Je grimace et réfléchis quelques secondes à ce que je pourrais lui répondre. Je crois bien que c’est la première fois que jouer avec un homme me pose autant de problème. Ça promet. Il fait vraiment chier, Pavel, avec sa mission merdique.
— Et qu’est-ce qui te fait dire que je t’allume, au juste ? lui demandé-je. Parce que je peux t’assurer que je ne serais pas à trois mètres de toi si je cherchais à le faire.
— Je ne sais pas, mais ce n’est pas très grave, je suis content d’être ici avec toi plutôt que tout seul sur mon canapé. Amis sans bénéfices, on a dit, il faut s’en contenter. Tu veux aller faire un tour dans l’eau en attendant que ça chauffe ?
Un nouveau petit temps de réflexion et j’enlève ma robe avant de me faufiler entre lui et le barbecue. Je glisse mes mains sous son tee-shirt en souriant.
— Là, on pourrait dire que je t’allume, dis-je en passant son haut au-dessus de sa tête. Tu vois, c’est clair, net et précis, au moins.
— C’est sûr que là, c’est plus clair. Quoique, j’ai peut-être encore besoin d’éclaircissements et de précisions…
Je lève à nouveau les yeux au ciel et déboutonne son short avant de passer mes mains sous le tissu pour le descendre, prenant le temps de les passer sur son derrière affriolant.
— Mieux ?
— Oui, je crois que c’est moi qui vais avoir besoin d’aller me baigner pour refroidir un peu mes ardeurs, répond-il en passant sa main entre mes seins avant de venir me titiller un téton à travers le tissu de mon maillot.
— Eh bien, souris-je en déposant un baiser sur sa joue, je crois que je vais avoir besoin de me rafraîchir aussi. Donc, tu m’allumes ?
— Ce n’est pas moi qui ai mis une fin aussi abrupte à notre beau démarrage, je crois. Je n’avais et n’ai d’ailleurs aucune envie d’éteindre l’incendie, moi.
— Tu ne sais pas dans quoi tu t’engages, voisin. Tu devrais vraiment réfléchir avant de vouloir t’impliquer à quoi que ce soit avec moi.
Je dépose un rapide baiser sur ses lèvres et m’éloigne jusqu’à la plage sans l’attendre, certaine qu’il va me suivre.
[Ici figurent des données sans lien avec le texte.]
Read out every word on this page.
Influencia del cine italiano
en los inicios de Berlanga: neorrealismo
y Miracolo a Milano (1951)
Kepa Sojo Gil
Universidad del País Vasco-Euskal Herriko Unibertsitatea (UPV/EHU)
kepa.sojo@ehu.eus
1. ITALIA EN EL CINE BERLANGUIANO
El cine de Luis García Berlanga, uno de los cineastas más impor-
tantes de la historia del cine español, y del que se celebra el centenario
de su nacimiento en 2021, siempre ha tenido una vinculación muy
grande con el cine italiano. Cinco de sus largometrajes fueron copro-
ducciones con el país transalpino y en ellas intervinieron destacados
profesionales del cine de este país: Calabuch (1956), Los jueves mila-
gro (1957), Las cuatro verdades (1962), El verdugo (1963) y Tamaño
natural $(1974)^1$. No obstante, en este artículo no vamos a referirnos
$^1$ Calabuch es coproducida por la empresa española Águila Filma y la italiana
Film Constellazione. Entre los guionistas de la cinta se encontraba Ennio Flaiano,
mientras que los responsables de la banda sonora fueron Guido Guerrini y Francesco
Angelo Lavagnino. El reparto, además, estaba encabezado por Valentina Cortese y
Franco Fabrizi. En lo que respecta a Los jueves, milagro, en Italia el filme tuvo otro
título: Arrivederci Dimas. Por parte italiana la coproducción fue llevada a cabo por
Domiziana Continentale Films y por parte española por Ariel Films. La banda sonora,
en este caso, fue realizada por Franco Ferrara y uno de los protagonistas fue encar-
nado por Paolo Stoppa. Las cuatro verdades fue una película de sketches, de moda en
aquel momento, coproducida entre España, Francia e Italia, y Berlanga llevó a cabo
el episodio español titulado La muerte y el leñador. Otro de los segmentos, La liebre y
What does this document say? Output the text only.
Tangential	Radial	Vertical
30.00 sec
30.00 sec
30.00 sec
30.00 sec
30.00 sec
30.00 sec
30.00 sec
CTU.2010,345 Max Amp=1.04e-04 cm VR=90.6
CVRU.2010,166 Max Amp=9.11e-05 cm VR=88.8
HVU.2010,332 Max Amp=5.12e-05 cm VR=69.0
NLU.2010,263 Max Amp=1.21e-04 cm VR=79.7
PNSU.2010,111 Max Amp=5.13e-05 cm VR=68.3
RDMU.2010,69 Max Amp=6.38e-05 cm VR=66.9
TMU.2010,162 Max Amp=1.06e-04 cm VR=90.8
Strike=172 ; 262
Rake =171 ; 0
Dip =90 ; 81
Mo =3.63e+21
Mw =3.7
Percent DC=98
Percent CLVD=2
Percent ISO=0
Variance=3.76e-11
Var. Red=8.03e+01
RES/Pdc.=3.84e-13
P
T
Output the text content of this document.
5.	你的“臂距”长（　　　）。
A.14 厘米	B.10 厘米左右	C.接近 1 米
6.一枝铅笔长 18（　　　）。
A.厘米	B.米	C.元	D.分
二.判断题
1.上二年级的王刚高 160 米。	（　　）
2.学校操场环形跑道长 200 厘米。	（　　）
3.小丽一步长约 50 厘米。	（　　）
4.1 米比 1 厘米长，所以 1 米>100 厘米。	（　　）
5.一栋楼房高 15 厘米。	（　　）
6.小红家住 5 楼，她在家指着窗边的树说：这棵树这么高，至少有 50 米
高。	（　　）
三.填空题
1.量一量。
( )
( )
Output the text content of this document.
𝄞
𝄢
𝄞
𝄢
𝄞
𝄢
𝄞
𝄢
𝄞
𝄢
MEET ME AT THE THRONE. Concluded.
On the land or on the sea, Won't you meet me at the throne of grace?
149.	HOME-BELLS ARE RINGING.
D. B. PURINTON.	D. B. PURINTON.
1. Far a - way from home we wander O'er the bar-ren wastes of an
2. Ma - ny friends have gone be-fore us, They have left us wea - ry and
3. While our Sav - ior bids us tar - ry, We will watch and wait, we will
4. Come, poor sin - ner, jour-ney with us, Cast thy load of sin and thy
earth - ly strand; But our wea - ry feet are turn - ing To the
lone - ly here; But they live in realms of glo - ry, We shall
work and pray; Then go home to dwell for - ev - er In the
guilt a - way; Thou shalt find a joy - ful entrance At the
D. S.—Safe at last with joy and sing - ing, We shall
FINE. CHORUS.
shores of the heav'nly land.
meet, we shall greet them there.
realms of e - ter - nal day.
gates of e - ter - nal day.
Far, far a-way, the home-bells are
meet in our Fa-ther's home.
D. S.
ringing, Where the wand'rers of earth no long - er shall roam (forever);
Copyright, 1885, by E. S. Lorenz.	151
Ce que je fais est à la fois hyper naturel et vraiment gênant. Naturel parce qu’il me plaît et que je ne dirais pas non à remettre le couvert avec lui, gênant parce que je me retrouve à le faire pour de mauvaises raisons. Encore une fois, l’organisation passe avant tout, mais c’est pour que je puisse enfin en sortir et vivre une vie aussi ordinaire que possible, loin de la Russie, loin des ennuis. Un nouveau départ dont j’ose à peine rêver. Ce qui est difficile, c’est d’intégrer que Théo doit être un dommage collatéral à ma liberté. Pour une fois qu’un mec me donne envie d’une seconde nuit, c’est vraiment pas de chance.